Well, first of all i would like to thank you for giving me a reason to get out my massive tomes, which I hardly ever do, because it can be quite fascinating reading the quotations. The editors clearly divide their definitions and provide examples in which those words with the specific definitions are used. No one is disputing that your use of the word is correct, just somewhat arcane. I wonder if there isn't some overlap in the meanings as the quotations I read with the "slovenly" meaning (going back to 1402, bit earlier than 1450) are clearly very derogatory. One from 1621 under the "slovenly" definition seems to me to have echoes of the "hussy" definition: "Women are all day a dressing, to pleasure other men abroad, and go like sluts at home". I know there is here a distinction between dressing to pleasure men and being a slut, in this quotation, but it kind of implies the kind of woman she is, and it isn't just being untidy. But there are quite a few quotations under the "hussy" definition: Here is Fielding in "Joseph Andrews" 1742: " I never knew any of these forward sluts come to good". Your point that slut can be used jokingly is also justified by the OED, but we are getting away from the point: "Slut" is an English word!

I think people make the common mistake of assuming a woman who likes to wear sexy clothes is somehow more 'available', than ones who don't. It is not helped by the fact prostitutes dress as sexily as they can to solicit custom.

Thus a lot of the anger about being labelled a 'slut' because of wearing revealing clothing is to do with the concommittant assumption you have loose morals. Indeed, I am sure many women who could be labelled sluts, in the sense of being immodest in clothing were also generous in their sexual favours. Hence you get jealous boyfriends and husbands telling their female partners to 'cover up'.

I don't see that a woman who dresses in a sexy way is necessarily at all promiscuous. Being promiscuous is completely different.
 
Good writers do not do that. English language doesn't like repetition.
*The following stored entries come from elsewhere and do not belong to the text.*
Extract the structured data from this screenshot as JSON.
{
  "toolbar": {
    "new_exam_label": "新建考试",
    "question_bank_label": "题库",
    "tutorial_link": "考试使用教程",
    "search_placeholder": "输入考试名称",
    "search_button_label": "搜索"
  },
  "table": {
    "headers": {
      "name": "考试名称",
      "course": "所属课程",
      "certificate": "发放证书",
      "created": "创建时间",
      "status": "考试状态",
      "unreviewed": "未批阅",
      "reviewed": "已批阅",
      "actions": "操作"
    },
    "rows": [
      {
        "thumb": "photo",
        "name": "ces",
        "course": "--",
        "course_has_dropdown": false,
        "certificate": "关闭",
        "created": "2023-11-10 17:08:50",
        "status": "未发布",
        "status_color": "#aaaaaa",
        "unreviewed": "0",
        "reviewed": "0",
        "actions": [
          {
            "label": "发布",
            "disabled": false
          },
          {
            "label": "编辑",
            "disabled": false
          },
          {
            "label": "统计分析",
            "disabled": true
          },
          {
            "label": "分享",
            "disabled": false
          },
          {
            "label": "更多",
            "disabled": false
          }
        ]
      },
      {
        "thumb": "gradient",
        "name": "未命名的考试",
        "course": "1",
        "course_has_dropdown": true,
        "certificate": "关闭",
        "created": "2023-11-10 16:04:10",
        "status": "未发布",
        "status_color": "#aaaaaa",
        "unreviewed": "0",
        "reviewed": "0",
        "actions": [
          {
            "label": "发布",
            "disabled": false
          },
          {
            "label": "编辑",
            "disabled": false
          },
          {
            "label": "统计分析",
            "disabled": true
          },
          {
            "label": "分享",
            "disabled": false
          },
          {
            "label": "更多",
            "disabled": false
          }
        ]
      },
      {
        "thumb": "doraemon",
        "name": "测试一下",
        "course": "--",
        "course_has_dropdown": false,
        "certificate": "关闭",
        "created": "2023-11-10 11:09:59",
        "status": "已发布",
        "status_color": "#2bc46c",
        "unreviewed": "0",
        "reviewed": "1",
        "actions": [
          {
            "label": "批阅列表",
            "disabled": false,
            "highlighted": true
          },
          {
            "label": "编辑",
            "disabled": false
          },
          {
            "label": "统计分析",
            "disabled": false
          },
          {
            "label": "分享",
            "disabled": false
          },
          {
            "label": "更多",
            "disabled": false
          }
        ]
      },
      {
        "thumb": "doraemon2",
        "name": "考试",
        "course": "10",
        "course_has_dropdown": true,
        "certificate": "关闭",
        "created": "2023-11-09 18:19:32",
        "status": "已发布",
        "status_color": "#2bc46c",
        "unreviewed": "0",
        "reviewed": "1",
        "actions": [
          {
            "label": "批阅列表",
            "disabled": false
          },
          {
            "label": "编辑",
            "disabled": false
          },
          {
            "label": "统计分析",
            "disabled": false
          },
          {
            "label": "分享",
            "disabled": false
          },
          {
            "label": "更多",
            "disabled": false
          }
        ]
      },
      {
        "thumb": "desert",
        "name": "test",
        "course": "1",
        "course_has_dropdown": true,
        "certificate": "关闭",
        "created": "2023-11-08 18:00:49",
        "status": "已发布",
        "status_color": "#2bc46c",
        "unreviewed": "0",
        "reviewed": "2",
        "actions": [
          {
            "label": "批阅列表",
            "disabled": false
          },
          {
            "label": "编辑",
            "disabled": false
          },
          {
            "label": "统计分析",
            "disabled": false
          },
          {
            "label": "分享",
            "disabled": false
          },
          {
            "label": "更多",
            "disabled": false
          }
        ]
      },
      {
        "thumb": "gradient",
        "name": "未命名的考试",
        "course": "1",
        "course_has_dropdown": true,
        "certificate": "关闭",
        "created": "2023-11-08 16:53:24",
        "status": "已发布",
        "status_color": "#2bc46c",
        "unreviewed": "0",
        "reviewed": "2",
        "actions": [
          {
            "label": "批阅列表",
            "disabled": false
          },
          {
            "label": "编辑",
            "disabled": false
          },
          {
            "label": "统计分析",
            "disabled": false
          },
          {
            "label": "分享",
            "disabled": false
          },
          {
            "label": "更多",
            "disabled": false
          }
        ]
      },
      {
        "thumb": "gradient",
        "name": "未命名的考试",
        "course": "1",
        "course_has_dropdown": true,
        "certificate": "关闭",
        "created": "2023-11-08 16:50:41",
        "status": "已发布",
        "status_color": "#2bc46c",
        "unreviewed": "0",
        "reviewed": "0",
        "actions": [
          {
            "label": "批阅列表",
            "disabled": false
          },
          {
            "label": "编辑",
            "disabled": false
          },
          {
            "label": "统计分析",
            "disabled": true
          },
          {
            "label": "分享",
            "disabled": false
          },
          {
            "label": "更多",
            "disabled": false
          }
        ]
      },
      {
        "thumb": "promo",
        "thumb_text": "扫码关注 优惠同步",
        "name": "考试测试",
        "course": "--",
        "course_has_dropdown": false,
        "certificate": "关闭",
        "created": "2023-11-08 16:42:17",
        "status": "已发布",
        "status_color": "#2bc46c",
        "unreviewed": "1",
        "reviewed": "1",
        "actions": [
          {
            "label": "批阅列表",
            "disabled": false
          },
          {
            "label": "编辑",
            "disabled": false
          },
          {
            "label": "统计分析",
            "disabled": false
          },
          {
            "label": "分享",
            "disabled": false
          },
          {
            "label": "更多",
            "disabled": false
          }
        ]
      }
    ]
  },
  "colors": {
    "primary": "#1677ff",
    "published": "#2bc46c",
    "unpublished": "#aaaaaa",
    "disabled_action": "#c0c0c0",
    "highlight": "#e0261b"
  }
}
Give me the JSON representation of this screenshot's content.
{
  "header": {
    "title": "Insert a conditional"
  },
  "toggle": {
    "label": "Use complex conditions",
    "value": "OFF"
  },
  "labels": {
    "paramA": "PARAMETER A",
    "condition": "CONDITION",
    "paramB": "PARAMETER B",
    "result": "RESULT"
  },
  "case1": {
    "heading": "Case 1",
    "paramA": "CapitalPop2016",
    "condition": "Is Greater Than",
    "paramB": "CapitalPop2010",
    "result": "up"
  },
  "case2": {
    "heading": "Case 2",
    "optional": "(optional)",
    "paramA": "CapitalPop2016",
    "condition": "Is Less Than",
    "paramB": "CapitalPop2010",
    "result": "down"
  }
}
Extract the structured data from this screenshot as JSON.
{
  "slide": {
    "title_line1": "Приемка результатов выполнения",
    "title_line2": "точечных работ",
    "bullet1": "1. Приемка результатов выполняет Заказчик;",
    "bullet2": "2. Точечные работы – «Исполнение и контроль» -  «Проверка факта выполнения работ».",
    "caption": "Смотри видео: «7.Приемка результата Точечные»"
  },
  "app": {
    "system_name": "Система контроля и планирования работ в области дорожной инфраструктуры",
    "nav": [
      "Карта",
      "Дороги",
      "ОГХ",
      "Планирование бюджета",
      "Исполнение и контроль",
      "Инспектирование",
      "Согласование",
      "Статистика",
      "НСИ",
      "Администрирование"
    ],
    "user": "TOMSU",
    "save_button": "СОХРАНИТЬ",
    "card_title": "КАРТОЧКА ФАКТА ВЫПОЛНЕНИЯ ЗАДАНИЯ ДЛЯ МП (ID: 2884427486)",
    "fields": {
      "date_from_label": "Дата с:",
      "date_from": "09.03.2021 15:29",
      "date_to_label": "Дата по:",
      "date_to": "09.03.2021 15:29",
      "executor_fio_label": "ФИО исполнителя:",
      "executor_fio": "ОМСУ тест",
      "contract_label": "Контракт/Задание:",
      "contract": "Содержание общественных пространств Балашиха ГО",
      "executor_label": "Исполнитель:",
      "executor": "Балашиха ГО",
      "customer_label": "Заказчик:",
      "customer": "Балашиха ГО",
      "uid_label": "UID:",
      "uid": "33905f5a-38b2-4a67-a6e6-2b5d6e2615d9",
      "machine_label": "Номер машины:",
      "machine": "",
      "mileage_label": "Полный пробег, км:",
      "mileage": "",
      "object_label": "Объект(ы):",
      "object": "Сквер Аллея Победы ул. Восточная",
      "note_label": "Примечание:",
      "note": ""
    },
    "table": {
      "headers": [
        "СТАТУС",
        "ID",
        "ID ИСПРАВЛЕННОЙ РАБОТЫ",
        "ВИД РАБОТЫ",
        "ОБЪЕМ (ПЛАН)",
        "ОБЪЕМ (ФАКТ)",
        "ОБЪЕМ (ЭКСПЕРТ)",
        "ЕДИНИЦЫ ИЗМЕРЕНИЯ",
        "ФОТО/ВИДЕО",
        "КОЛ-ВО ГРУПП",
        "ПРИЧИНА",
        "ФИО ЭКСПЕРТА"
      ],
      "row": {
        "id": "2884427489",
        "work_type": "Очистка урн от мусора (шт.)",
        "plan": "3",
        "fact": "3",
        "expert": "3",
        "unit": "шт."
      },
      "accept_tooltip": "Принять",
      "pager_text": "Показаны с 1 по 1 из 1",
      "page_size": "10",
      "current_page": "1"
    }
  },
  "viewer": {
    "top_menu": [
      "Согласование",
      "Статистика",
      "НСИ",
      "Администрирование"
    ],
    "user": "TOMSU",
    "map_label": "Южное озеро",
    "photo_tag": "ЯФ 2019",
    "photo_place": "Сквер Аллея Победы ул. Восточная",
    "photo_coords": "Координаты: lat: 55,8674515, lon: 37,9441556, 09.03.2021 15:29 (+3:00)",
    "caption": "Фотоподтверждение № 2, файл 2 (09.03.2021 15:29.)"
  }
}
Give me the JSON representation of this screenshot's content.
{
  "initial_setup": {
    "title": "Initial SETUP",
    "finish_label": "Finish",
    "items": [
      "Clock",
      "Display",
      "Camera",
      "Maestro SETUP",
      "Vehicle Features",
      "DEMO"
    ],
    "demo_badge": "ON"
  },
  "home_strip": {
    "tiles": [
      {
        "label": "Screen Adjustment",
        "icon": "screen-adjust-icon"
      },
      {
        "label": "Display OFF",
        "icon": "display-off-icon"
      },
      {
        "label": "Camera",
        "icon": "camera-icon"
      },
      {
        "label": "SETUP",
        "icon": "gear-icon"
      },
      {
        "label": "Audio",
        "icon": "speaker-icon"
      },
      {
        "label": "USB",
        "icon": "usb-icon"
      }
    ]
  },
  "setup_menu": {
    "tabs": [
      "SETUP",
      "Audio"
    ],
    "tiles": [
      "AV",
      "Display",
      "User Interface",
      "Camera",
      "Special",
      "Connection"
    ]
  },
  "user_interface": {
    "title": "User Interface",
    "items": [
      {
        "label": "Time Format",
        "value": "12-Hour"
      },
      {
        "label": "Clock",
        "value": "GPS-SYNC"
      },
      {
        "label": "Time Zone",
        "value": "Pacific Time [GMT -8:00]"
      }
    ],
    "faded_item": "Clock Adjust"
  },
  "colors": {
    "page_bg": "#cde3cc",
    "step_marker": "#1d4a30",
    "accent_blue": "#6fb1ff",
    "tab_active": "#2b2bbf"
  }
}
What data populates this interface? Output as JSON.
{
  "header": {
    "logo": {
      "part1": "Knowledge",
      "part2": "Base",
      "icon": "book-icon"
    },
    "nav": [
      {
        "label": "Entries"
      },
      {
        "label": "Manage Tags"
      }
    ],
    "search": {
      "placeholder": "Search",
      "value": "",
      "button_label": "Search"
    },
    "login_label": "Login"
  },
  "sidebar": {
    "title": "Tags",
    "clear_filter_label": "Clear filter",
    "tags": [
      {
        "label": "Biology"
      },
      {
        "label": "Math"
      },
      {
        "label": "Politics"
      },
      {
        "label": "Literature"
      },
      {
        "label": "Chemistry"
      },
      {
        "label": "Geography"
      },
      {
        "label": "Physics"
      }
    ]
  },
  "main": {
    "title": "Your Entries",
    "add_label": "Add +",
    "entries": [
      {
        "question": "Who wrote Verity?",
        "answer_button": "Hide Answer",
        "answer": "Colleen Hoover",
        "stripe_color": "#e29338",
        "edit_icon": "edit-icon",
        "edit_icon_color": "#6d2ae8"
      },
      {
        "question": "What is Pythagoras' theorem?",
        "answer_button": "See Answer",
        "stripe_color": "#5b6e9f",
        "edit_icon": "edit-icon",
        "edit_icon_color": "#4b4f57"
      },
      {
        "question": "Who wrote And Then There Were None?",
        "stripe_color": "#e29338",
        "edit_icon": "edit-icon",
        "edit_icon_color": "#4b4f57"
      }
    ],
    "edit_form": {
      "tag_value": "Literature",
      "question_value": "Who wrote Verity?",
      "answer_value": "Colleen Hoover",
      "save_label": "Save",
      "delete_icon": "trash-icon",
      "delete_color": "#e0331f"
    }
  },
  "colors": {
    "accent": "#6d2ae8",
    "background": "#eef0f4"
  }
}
Charles Dickens being a great writer obviously had a different meaning in mind for 'slut' than 'hussy'.

ROTFLMAO! Good writers don't do that? Then Charles Dickens is not a good writer under your definition:

The Oxford English dictionary serves up a variety of cringe-inducing examples, from the 1621 work "The Anatomy of Melancholy," which refers to "a peevish drunken flurt, a waspish cholerick slut," to a character in Charles Dickens' "The Life and Adventures of Nicholas Nickleby" calling another a "slut, a hussy, an impudent artful hussy!"
https://www.livescience.com/18864-slut-limbaugh-controversy.html

So much for your other claim that its use as a derogatory word for a loose woman is from modern mass media.

Why can't you just admit for once you were wrong and stop this pitiful nonsense?